Millard’s comments came during her argument in Zielinski, one of three cases in which unions clearly forged the signature of a public worker, hoping to continue deducting dues despite his clearly stated request to opt out.

Meanwhile, attorneys representing the states of Washington and Oregon point the finger of blame at the unions, arguing states rely on unions to give them accurate information about who is and isn’t a member.

Millard said the first issue is whether these employees had taken any steps that would permit the union to demand the states take union dues out of their paychecks, just as Mark Janus had not. Secondly, the states had not instituted adequate safeguards to ensure dues can’t be fraudulently collected.

“When it comes to states taking public employees’ lawfully earned wages for union dues,” she said, “the (U.S.) Supreme Court has always held that the employee must consent before the state can take that money.”

Plaintiffs Christopher Zielinski and Jodee Wright, both Oregon public employees, never became union members, Millard explained.

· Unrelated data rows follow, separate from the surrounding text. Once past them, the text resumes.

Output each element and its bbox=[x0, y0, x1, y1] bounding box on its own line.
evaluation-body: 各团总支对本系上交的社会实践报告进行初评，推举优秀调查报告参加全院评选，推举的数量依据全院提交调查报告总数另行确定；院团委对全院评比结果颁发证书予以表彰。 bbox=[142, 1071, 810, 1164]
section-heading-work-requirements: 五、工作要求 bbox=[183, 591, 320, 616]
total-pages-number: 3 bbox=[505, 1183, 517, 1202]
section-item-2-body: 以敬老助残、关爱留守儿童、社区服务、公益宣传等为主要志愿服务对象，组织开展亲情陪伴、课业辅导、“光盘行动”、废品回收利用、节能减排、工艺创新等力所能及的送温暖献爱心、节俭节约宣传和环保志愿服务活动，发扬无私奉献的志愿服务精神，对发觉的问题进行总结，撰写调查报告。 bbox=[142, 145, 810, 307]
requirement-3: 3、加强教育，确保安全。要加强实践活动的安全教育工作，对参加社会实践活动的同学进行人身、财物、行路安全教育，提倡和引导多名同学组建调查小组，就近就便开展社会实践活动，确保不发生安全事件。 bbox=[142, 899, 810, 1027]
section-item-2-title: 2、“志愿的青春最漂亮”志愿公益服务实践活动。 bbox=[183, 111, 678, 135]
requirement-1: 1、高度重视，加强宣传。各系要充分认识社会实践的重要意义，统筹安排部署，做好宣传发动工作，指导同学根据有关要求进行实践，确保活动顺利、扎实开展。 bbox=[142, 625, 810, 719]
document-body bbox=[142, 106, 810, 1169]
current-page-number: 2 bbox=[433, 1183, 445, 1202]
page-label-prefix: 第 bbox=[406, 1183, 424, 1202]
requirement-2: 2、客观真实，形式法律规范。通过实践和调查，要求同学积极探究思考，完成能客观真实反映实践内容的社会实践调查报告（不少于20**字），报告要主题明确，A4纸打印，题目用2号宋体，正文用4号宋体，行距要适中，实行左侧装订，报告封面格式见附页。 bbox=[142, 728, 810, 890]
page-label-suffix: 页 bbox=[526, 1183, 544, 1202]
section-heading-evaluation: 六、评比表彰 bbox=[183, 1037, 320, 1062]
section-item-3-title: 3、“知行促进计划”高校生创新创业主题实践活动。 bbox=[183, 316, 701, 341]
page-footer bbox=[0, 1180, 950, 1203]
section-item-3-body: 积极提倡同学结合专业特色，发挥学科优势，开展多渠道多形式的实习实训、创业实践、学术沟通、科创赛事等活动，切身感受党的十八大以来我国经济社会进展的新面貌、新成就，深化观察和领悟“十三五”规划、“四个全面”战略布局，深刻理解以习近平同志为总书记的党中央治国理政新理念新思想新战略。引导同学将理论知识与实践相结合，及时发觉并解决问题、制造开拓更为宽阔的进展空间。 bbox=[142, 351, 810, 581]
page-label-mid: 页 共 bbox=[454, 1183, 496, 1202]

They never consented to the state taking their wages.

Millard showed the judges a copy of the membership form SEIU 503 used to justify deducting dues from Zielinski’s wages.

“As you can see, the signature is just a series of connecting M’s,” she said, noting that not even the union itself stood behind its authenticity.

Freedom Foundation attorney Sydney Phillips had earlier argued that a similar case, Ochoa v. SEIU 775, also came down to inadequate procedures and safeguards on the part of both the union and the state of Washington.

A Spokane homecare provider, Ochoa contacted the Freedom Foundation in 2017 when she discovered the union was siphoning dues from her paycheck even though she had never been a member and was one of the first in the state not to have to pay so-called “agency fees” to SEIU 775 when the Supreme Court in 2014 classified Medicaid-compensated individual providers as “partial-public employees,” freeing them from all mandatory union dues and fees.

After investigating, Ochoa, too, discovered her signature had been forged on a membership application. The union temporarily stopped taking her dues, but then — unbelievably — started taking full dues immediately after Janus prohibited that practice for all non-consenting state employees.

“If there had been a simple procedure in place, such as an email notifying her that she had signed a new dues-authorization form, this couldn’t have happened,” Phillips said. “It’s completely inappropriate for the state to rely on the assurances of a self-interested party like the union as to who is and who isn’t a dues-paying member.”

In the day’s first case, Wagner v. SEIU 925 and UW, Freedom Foundation litigation counsel James Abernathy argued on behalf of Charlene Wagner, a former UW employee, that dues were seized under a law that gives her union, SEIU 925, sole discretion over who the university — a state actor — is and isn’t authorized to deduct dues from.

Wagner started working at the university in 1999, when all public employees were required either join the union and pay dues or opt out but still pay a so-called “agency fee.” In 2018, anticipating it would lose the Janus decision, SEIU 925 informed her she needed to renew her membership, describing it as a routine administrative matter.

When SCOTUS subsequently issued its ruling, Wagner attempted to opt out of the union but was told the new membership agreement included a provision limiting opt-outs to a two-week annual window.

The whole point of Janus is to protect the First Amendment rights of public employees to not support a labor union, Abernathy argued. State laws that try to limit those rights are unconstitutional regardless of whether they were passed before or after Janus.

“It isn’t a question of material damages,” he explained. “It’s a procedural case. There need to be procedures in place to determine whether she actually did consent to have dues deducted from her check.”